Je m'ennuie tant et tant ,que le temps me semble un divertissement vicieux.


J'ignore si ma pauvreté me conduira dans ces déserts que la conscience subit comme une prière ou un traité.
Fanatique du pire ,mais congénitalement.


Je me suis intime, c'est-à-dire que je peux ajouter à ma nullité  cette autre nullité qui est une abstinence.


Je me flatte de ne pas avoir d'initiative qui s'est attachée à l'imitation.


J'ai décidé ,et c'est bien là ce que je fais de trop.


Je n'ai rien pour séduire ,mon classicisme est au-dessus  de mes réduits ,c'est ainsi que je suis devenu un strapontin.
Hormis la mort de trop,tout n'est pas assez.

Paralysé par des pensées que j'ai en  usage, c’est  en les émettant que je les juge comme des préceptes destinés à ceux qui n'en payeront pas le prix.


J'observe le silence avant qu'il ne devienne incompatible avec la pause.


Que ne  suis-je devenu  un humilié qui cherche le dialogue avec la chose ?


Tous les centimètres carrés de mon cerveau sont imprégnés de cette famille qui fait que mon écriture est un désert où on ne peut  rien attirer.


La réserve que j'ai commise en premier lieu, n’a pas eu droit à cette vie qui fait les anéantissement et en appelle au verbe autant qu'à la graphie.


Chacun engendre de cette tricherie qui était l'existence même, qui est l'existence.


Ma quarantaine sera inconcevable, inconvenable comme l’était ma vingtaine.


J'ai passé plus de la moitié de mon temps à de la constance, et je dois à cet excès de m'avoir donné le goût de la traque.


Au nom de quoi a-t-on le droit d'être de n'être pas ?


La vie nous a voulu Etre, et veut se prolonger jusque dans nos ossements.


Sans le tragique de ma vanité, je serai nécessairement un esprit sans surface et sans fond.


Je ne prétends pas avoir voulu être visible et au contact de l'homme, je prétends avoir voulu tout simplement rester flou.


Jamais dans les accidents de la parole gênée, il n’y a cet ange qui zozote et qui prie.


Je me ruine par mon appétit de la vie et je le rumine.


Les misères les plus éloignés sont des ultimatums.


L'homme m’effraye ,rien que d'y songer, je répugne à chercher du bonheur dans ses mouvements.
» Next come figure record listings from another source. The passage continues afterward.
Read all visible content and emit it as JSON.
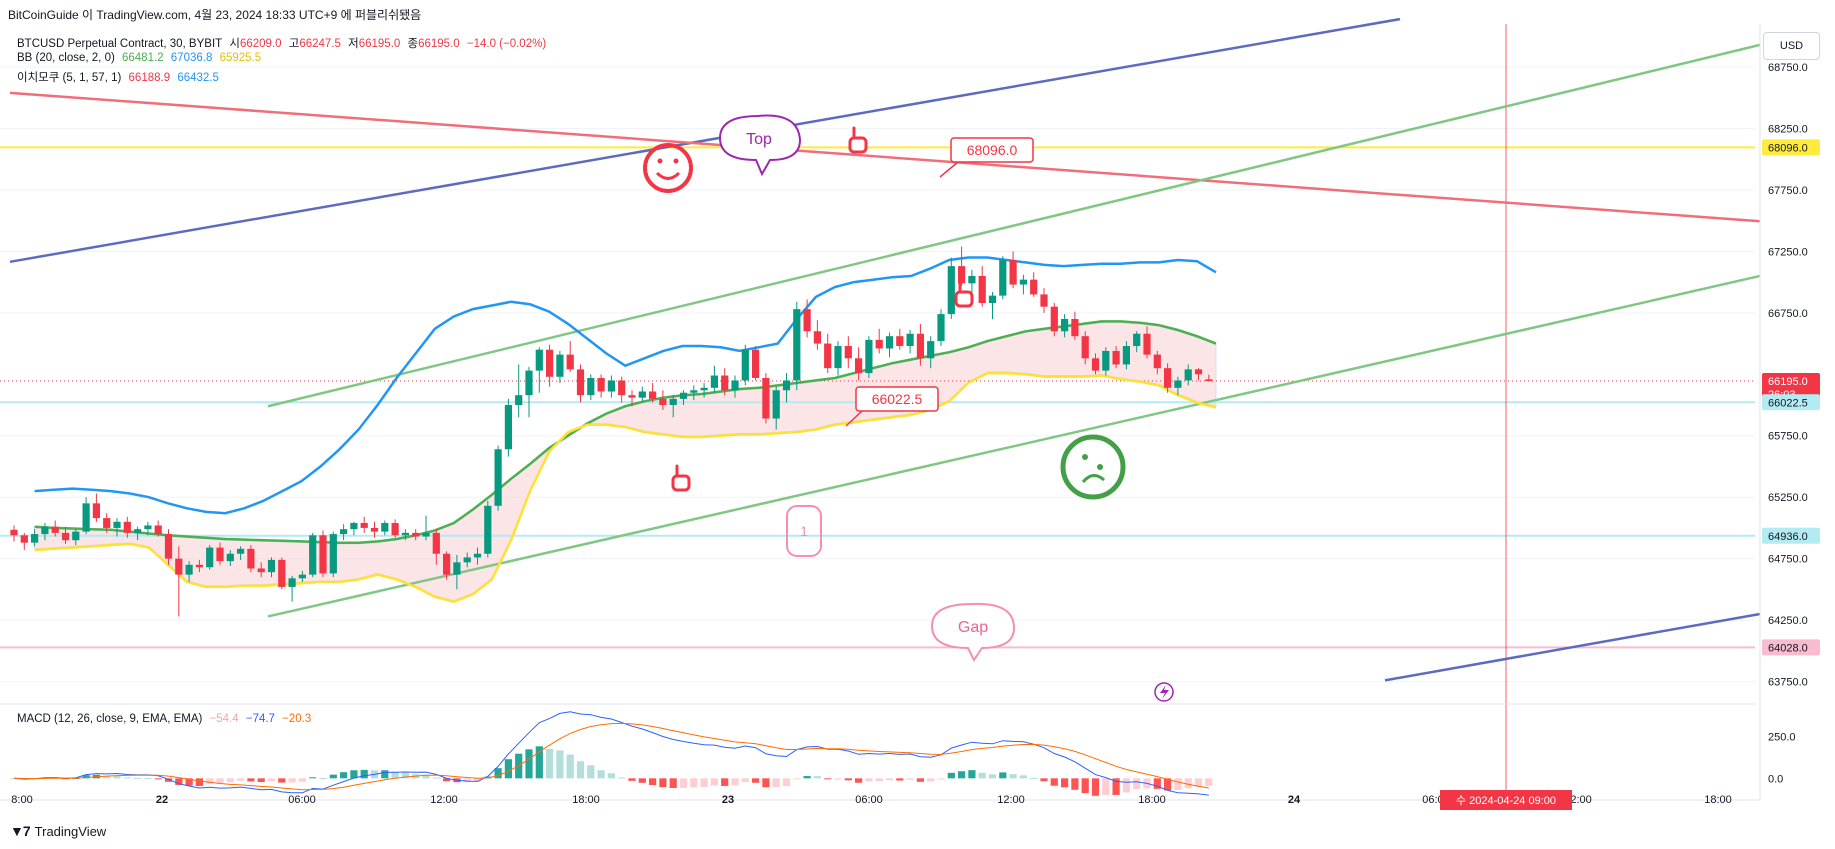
{
  "header": {
    "caption": "BitCoinGuide 이 TradingView.com, 4월 23, 2024 18:33 UTC+9 에 퍼블리쉬됐음"
  },
  "legend": {
    "symbol": "BTCUSD Perpetual Contract, 30, BYBIT",
    "open_label": "시",
    "open": "66209.0",
    "high_label": "고",
    "high": "66247.5",
    "low_label": "저",
    "low": "66195.0",
    "close_label": "종",
    "close": "66195.0",
    "change": "−14.0 (−0.02%)",
    "bb_label": "BB (20, close, 2, 0)",
    "bb_basis": "66481.2",
    "bb_upper": "67036.8",
    "bb_lower": "65925.5",
    "ichi_label": "이치모쿠 (5, 1, 57, 1)",
    "ichi_a": "66188.9",
    "ichi_b": "66432.5",
    "macd_label": "MACD (12, 26, close, 9, EMA, EMA)",
    "macd_hist": "−54.4",
    "macd_line": "−74.7",
    "macd_signal": "−20.3"
  },
  "toolbar": {
    "currency": "USD"
  },
  "footer": {
    "brand": "TradingView"
  },
  "colors": {
    "up": "#089981",
    "down": "#f23645",
    "bb_upper": "#2196f3",
    "bb_basis": "#4caf50",
    "ichi_span": "#ffeb3b",
    "cloud": "#f8d0d3",
    "channel_green": "#81c784",
    "channel_blue": "#5c6bc0",
    "red_line": "#f06e7a",
    "yellow_level": "#ffeb3b"
  },
  "annotations": {
    "top_bubble": "Top",
    "gap_bubble": "Gap",
    "price_label_upper": "68096.0",
    "price_label_mid": "66022.5",
    "box_label": "1"
  },
  "chart_data": {
    "type": "candlestick",
    "title": "BTCUSD Perpetual Contract, 30, BYBIT",
    "y_axis": {
      "ticks": [
        "68750.0",
        "68250.0",
        "67750.0",
        "67250.0",
        "66750.0",
        "65750.0",
        "65250.0",
        "64750.0",
        "64250.0",
        "63750.0"
      ],
      "range": [
        63600,
        69100
      ],
      "highlighted_labels": [
        {
          "value": "68096.0",
          "color": "#ffeb3b",
          "text_color": "#131722"
        },
        {
          "value": "66195.0",
          "color": "#f23645",
          "text_color": "#ffffff",
          "sub": "26:03"
        },
        {
          "value": "66022.5",
          "color": "#b2ebf2",
          "text_color": "#131722"
        },
        {
          "value": "64936.0",
          "color": "#b2ebf2",
          "text_color": "#131722"
        },
        {
          "value": "64028.0",
          "color": "#f8bbd0",
          "text_color": "#131722"
        }
      ]
    },
    "x_axis": {
      "ticks": [
        "8:00",
        "22",
        "06:00",
        "12:00",
        "18:00",
        "23",
        "06:00",
        "12:00",
        "18:00",
        "24",
        "06:00",
        "12:00",
        "18:00"
      ],
      "crosshair_label": "수 2024-04-24 09:00"
    },
    "macd_axis": {
      "ticks": [
        "250.0",
        "0.0"
      ],
      "range": [
        -100,
        380
      ]
    },
    "horizontal_levels": [
      68096.0,
      66022.5,
      64936.0,
      64028.0,
      66195.0
    ],
    "candles": [
      [
        64985,
        65020,
        64890,
        64940
      ],
      [
        64940,
        64960,
        64820,
        64880
      ],
      [
        64880,
        64990,
        64850,
        64950
      ],
      [
        64950,
        65040,
        64900,
        65010
      ],
      [
        65010,
        65060,
        64930,
        64960
      ],
      [
        64960,
        65010,
        64870,
        64900
      ],
      [
        64900,
        64990,
        64860,
        64970
      ],
      [
        64970,
        65250,
        64950,
        65200
      ],
      [
        65200,
        65280,
        65050,
        65080
      ],
      [
        65080,
        65120,
        64960,
        65000
      ],
      [
        65000,
        65080,
        64930,
        65050
      ],
      [
        65050,
        65090,
        64920,
        64960
      ],
      [
        64960,
        65010,
        64900,
        64990
      ],
      [
        64990,
        65050,
        64940,
        65020
      ],
      [
        65020,
        65060,
        64930,
        64950
      ],
      [
        64950,
        64990,
        64700,
        64750
      ],
      [
        64750,
        64850,
        64280,
        64620
      ],
      [
        64620,
        64730,
        64560,
        64700
      ],
      [
        64700,
        64740,
        64640,
        64680
      ],
      [
        64680,
        64860,
        64660,
        64840
      ],
      [
        64840,
        64880,
        64700,
        64730
      ],
      [
        64730,
        64820,
        64690,
        64790
      ],
      [
        64790,
        64850,
        64740,
        64830
      ],
      [
        64830,
        64860,
        64640,
        64670
      ],
      [
        64670,
        64720,
        64600,
        64640
      ],
      [
        64640,
        64760,
        64600,
        64740
      ],
      [
        64740,
        64760,
        64500,
        64520
      ],
      [
        64520,
        64610,
        64400,
        64590
      ],
      [
        64590,
        64650,
        64560,
        64620
      ],
      [
        64620,
        64960,
        64600,
        64940
      ],
      [
        64940,
        64980,
        64600,
        64630
      ],
      [
        64630,
        64970,
        64600,
        64950
      ],
      [
        64950,
        65030,
        64900,
        64990
      ],
      [
        64990,
        65050,
        64940,
        65040
      ],
      [
        65040,
        65090,
        64960,
        65000
      ],
      [
        65000,
        65050,
        64920,
        64970
      ],
      [
        64970,
        65060,
        64940,
        65040
      ],
      [
        65040,
        65070,
        64920,
        64940
      ],
      [
        64940,
        64990,
        64900,
        64960
      ],
      [
        64960,
        64990,
        64900,
        64930
      ],
      [
        64930,
        65100,
        64900,
        64960
      ],
      [
        64960,
        64990,
        64700,
        64790
      ],
      [
        64790,
        64810,
        64580,
        64620
      ],
      [
        64620,
        64780,
        64500,
        64720
      ],
      [
        64720,
        64800,
        64680,
        64760
      ],
      [
        64760,
        64840,
        64700,
        64790
      ],
      [
        64790,
        65220,
        64760,
        65180
      ],
      [
        65180,
        65670,
        65140,
        65640
      ],
      [
        65640,
        66050,
        65580,
        66000
      ],
      [
        66000,
        66330,
        65900,
        66080
      ],
      [
        66080,
        66310,
        65900,
        66280
      ],
      [
        66280,
        66470,
        66100,
        66450
      ],
      [
        66450,
        66490,
        66150,
        66230
      ],
      [
        66230,
        66440,
        66180,
        66410
      ],
      [
        66410,
        66520,
        66270,
        66290
      ],
      [
        66290,
        66330,
        66020,
        66080
      ],
      [
        66080,
        66250,
        66040,
        66220
      ],
      [
        66220,
        66250,
        66060,
        66110
      ],
      [
        66110,
        66240,
        66060,
        66200
      ],
      [
        66200,
        66230,
        66020,
        66080
      ],
      [
        66080,
        66120,
        65990,
        66060
      ],
      [
        66060,
        66150,
        66020,
        66110
      ],
      [
        66110,
        66180,
        66020,
        66050
      ],
      [
        66050,
        66120,
        65960,
        66000
      ],
      [
        66000,
        66080,
        65900,
        66050
      ],
      [
        66050,
        66120,
        66000,
        66100
      ],
      [
        66100,
        66160,
        66040,
        66120
      ],
      [
        66120,
        66180,
        66060,
        66140
      ],
      [
        66140,
        66320,
        66100,
        66240
      ],
      [
        66240,
        66300,
        66080,
        66120
      ],
      [
        66120,
        66240,
        66060,
        66200
      ],
      [
        66200,
        66490,
        66160,
        66450
      ],
      [
        66450,
        66480,
        66200,
        66220
      ],
      [
        66220,
        66260,
        65850,
        65890
      ],
      [
        65890,
        66150,
        65800,
        66120
      ],
      [
        66120,
        66260,
        66020,
        66200
      ],
      [
        66200,
        66840,
        66120,
        66780
      ],
      [
        66780,
        66860,
        66550,
        66600
      ],
      [
        66600,
        66690,
        66450,
        66500
      ],
      [
        66500,
        66580,
        66260,
        66300
      ],
      [
        66300,
        66520,
        66240,
        66480
      ],
      [
        66480,
        66560,
        66300,
        66380
      ],
      [
        66380,
        66470,
        66200,
        66260
      ],
      [
        66260,
        66560,
        66220,
        66530
      ],
      [
        66530,
        66620,
        66420,
        66460
      ],
      [
        66460,
        66590,
        66390,
        66560
      ],
      [
        66560,
        66620,
        66450,
        66480
      ],
      [
        66480,
        66610,
        66420,
        66580
      ],
      [
        66580,
        66660,
        66320,
        66380
      ],
      [
        66380,
        66560,
        66300,
        66520
      ],
      [
        66520,
        66780,
        66480,
        66740
      ],
      [
        66740,
        67200,
        66700,
        67130
      ],
      [
        67130,
        67290,
        66970,
        66990
      ],
      [
        66990,
        67100,
        66900,
        67050
      ],
      [
        67050,
        67130,
        66800,
        66830
      ],
      [
        66830,
        66920,
        66700,
        66890
      ],
      [
        66890,
        67210,
        66860,
        67180
      ],
      [
        67180,
        67250,
        66950,
        66980
      ],
      [
        66980,
        67060,
        66900,
        67020
      ],
      [
        67020,
        67080,
        66880,
        66900
      ],
      [
        66900,
        66950,
        66750,
        66800
      ],
      [
        66800,
        66830,
        66560,
        66600
      ],
      [
        66600,
        66740,
        66550,
        66700
      ],
      [
        66700,
        66760,
        66530,
        66560
      ],
      [
        66560,
        66600,
        66330,
        66380
      ],
      [
        66380,
        66420,
        66250,
        66280
      ],
      [
        66280,
        66470,
        66240,
        66440
      ],
      [
        66440,
        66480,
        66300,
        66330
      ],
      [
        66330,
        66520,
        66290,
        66480
      ],
      [
        66480,
        66600,
        66430,
        66580
      ],
      [
        66580,
        66640,
        66380,
        66410
      ],
      [
        66410,
        66440,
        66250,
        66300
      ],
      [
        66300,
        66340,
        66100,
        66140
      ],
      [
        66140,
        66230,
        66080,
        66200
      ],
      [
        66200,
        66330,
        66160,
        66290
      ],
      [
        66290,
        66300,
        66200,
        66250
      ],
      [
        66209,
        66247,
        66195,
        66195
      ]
    ],
    "series": [
      {
        "name": "BB upper",
        "values": [
          65300,
          65310,
          65320,
          65310,
          65300,
          65280,
          65250,
          65200,
          65160,
          65130,
          65120,
          65160,
          65220,
          65300,
          65380,
          65500,
          65640,
          65800,
          66000,
          66220,
          66420,
          66620,
          66720,
          66780,
          66810,
          66840,
          66820,
          66760,
          66660,
          66540,
          66420,
          66320,
          66380,
          66440,
          66480,
          66480,
          66470,
          66440,
          66470,
          66500,
          66700,
          66880,
          66960,
          67000,
          67020,
          67040,
          67050,
          67110,
          67180,
          67200,
          67200,
          67180,
          67160,
          67140,
          67130,
          67140,
          67150,
          67150,
          67160,
          67160,
          67180,
          67170,
          67080
        ]
      },
      {
        "name": "BB basis",
        "values": [
          65010,
          65000,
          64995,
          64990,
          64985,
          64970,
          64955,
          64940,
          64930,
          64920,
          64910,
          64905,
          64900,
          64895,
          64890,
          64885,
          64880,
          64880,
          64890,
          64910,
          64940,
          64980,
          65040,
          65150,
          65270,
          65400,
          65520,
          65650,
          65750,
          65850,
          65930,
          65990,
          66030,
          66060,
          66080,
          66090,
          66110,
          66130,
          66140,
          66160,
          66180,
          66200,
          66220,
          66260,
          66300,
          66340,
          66370,
          66400,
          66430,
          66470,
          66520,
          66560,
          66600,
          66620,
          66640,
          66660,
          66680,
          66680,
          66670,
          66650,
          66610,
          66560,
          66500
        ]
      },
      {
        "name": "Ichimoku span",
        "values": [
          64820,
          64830,
          64840,
          64850,
          64860,
          64870,
          64840,
          64700,
          64560,
          64520,
          64520,
          64530,
          64530,
          64540,
          64550,
          64560,
          64560,
          64580,
          64620,
          64580,
          64520,
          64440,
          64400,
          64460,
          64580,
          64900,
          65300,
          65620,
          65780,
          65840,
          65840,
          65820,
          65780,
          65760,
          65740,
          65740,
          65750,
          65760,
          65760,
          65770,
          65780,
          65800,
          65840,
          65860,
          65880,
          65900,
          65920,
          65960,
          66030,
          66180,
          66260,
          66260,
          66250,
          66230,
          66230,
          66230,
          66240,
          66210,
          66190,
          66160,
          66080,
          66020,
          65980
        ]
      }
    ]
  }
}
M’émaner en moribond avec plus de connaissance sur les ossuaires que sur les mausolées.


Si les certitudes me sont si intimement calmes ,elles me dilatent jusqu'à l'apaisement.


Je n'ai pas de réponse définitive, c’est bien en cela que je me rapproche de la mort et  de ses attaches.


Mon empire est un empire de sensations qui équilibre tous le superflus.


J'attends qu'il se passe quelque chose en dehors des espaces où je protège un ange aliéné par de la jouissance.


Tout est stérile et je n'éprouve aucun sentiment contraire au milieu et aux miens.


Le temps nous dégage, comment échapper à ses organisations si ce n'est en dormant ou en n'étant pas ?


Toutes mes interrogations sont passés par l'insignifiance, sitôt que je me suis compris ,j’ai distancé de la parole et du verbe.
Etre,c’est aussi vouloir dévoyer de l'anonymat.


Que chacun des coups que j'ai porté contre la réalité devienne ce capital dont je ne pourrai me déposséder jusqu'à la mort. 

Dans les sous entendus un paysage boueux et impraticable s'étend jusqu'à nos confusions. 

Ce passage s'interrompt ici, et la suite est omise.